I’ve been enjoying everyone’s comments on my first-draft-ish vampire… stuff… the past few weeks. I know it’s not perfect, and I know that you all know that (and you know that I know that you know that, etc), but it’s very encouraging, especially when I usually show that kind of stuff to NOBODY. That’s how special you all are to me. One pass for typos-and-grammatical-faux-pas special.
So here’s a picture of something different. This is a printed page of my third (fourth? Fourth-and-a-half? Seventeenth? I don’t know anymore) draft of Bound. Not every page gets this many notes, but I think it gives a pretty good idea of how I usually struggle through revisions. That is, with a lack of focus, a lot of questions, some music, a few notebooks (and a pirate hook, apparently) and a whole lot of doodling in the margins. Don’t bother trying to blow it up to see what I’m changing, it doesn’t matter. The point is, DEAR LORD THE RED PEN.

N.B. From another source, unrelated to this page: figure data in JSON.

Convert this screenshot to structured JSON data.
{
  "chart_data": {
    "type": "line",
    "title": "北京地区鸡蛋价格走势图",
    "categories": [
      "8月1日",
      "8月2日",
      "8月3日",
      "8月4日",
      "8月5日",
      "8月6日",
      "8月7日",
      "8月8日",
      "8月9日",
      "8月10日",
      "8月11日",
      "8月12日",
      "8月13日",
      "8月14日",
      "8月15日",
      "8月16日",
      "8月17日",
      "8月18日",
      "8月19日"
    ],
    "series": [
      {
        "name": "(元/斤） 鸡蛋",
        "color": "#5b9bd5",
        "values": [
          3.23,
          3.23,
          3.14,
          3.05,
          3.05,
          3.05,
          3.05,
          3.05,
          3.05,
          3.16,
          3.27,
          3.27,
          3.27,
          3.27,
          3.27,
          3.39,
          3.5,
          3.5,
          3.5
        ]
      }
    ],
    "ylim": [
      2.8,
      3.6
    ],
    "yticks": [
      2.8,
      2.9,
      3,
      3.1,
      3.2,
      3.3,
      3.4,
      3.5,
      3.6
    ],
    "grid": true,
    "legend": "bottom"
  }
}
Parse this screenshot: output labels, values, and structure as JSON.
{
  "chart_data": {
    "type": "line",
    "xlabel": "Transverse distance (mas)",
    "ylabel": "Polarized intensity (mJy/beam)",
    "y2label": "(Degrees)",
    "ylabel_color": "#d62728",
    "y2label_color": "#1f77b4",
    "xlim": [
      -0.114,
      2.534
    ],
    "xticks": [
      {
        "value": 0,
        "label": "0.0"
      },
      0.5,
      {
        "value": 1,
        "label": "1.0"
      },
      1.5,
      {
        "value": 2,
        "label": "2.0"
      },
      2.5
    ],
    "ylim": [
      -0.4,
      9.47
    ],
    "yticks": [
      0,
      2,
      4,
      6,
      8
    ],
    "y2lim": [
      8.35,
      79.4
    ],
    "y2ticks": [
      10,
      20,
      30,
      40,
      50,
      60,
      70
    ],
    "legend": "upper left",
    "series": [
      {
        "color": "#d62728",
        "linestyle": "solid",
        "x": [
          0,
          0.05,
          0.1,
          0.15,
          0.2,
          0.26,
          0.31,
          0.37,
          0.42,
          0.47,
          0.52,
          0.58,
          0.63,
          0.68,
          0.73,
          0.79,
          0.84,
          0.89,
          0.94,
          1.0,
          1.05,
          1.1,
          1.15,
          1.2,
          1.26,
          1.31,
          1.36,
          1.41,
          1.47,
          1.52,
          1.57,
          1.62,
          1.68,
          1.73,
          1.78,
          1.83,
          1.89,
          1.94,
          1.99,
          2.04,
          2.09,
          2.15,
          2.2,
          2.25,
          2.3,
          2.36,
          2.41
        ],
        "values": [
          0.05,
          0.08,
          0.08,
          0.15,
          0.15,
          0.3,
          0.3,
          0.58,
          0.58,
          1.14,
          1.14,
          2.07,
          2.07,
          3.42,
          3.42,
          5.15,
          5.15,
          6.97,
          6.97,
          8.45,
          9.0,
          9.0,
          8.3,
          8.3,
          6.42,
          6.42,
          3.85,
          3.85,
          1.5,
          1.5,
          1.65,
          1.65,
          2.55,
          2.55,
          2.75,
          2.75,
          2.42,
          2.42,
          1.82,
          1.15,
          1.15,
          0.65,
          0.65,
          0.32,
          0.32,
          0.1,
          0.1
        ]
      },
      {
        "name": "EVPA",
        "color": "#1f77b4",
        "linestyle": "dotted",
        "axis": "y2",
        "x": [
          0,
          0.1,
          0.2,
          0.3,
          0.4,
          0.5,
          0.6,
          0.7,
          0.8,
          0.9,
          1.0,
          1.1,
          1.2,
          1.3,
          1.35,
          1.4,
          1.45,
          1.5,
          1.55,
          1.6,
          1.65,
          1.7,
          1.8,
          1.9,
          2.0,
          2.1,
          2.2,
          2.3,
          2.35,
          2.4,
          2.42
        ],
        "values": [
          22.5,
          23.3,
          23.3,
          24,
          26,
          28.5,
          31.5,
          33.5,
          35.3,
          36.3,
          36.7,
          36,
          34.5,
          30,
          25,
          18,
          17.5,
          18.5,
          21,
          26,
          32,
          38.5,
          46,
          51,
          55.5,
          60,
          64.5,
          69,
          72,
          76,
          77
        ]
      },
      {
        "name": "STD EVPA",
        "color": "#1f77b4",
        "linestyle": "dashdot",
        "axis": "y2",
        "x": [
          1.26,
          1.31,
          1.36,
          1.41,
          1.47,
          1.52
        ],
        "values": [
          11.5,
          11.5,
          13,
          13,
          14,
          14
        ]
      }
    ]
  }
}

Ugh. The wases. The missteps. The questions that could have been better answered elsewhere, the too-much-backstory, the could-I-cut-this. *sobs*
So here’s the question: how do you do it? Do you print out your work and mark it up like a high school teacher (with significantly more funky flowers and birds, in my case), or do you revise electronically? Are you still changing this much after numerous drafts, or do your stories come out pretty much the way you wanted them to in early drafts, and you’re just changing a phrase here and there? Do you prefer to doodle spiderwebs, cats, car chases or perhaps sharks on your work? What’s your process?